Review: Dead Neanderthals + Machinefabriek - DNMF
DNMF should not be. It’s too heavy to be airborne, and yet there it is – a thick sack of tones with a demented fox for a mouth, leaving the ground under the command of one solitary drum. It’s a slow and agonising process, and the feedback and drones appear to bloat and stretch as they rise, tugged back down as gravity attempts to re-assert itself, like a moist bag set to split and spill its contents. As the upward force intensifies, the fabric of my earthly reality begins to tear; saxophone squeals into the hysteria and physical objects start to obliterate themselves, as DNMF’s insistence on single ideas renders them capable of anything – the idea ceases to be a cocoon of limitations and starts to become the only thing I know for sure. An omniscient, axiomatic noise.

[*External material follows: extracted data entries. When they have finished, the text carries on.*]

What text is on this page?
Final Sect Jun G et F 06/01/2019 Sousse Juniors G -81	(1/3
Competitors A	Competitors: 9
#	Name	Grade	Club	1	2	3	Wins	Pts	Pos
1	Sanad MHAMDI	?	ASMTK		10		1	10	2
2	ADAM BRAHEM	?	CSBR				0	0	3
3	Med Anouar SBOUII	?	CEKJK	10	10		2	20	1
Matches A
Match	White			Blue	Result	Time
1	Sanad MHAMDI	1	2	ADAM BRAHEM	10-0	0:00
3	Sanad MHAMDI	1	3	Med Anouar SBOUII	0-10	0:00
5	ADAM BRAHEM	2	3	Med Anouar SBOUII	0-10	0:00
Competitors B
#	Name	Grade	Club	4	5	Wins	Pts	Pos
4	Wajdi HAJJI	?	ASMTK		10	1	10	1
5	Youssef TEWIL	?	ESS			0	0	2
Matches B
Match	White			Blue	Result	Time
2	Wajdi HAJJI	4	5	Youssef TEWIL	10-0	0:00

The album’s final 8 minutes feel like having a torch pressed into my eyes – the metronomic bass drum makes me imagine that I can see my own blood pumping into my brain, while high-pitched tones project themselves at me like fire condensed into a hose. There are emphatic jolts of change that throw my world into sideways, and stretches of repetition that wring my brain of all independent thought. Perhaps this is what would happen if Lightning Bolt were drugged and sent to blow up the sun: flesh bubbling within unfathomable degrees of heat and light, a gun firing at the corpse of a cymbal, and a broken mechanism persisting as if it’s forgotten how to die.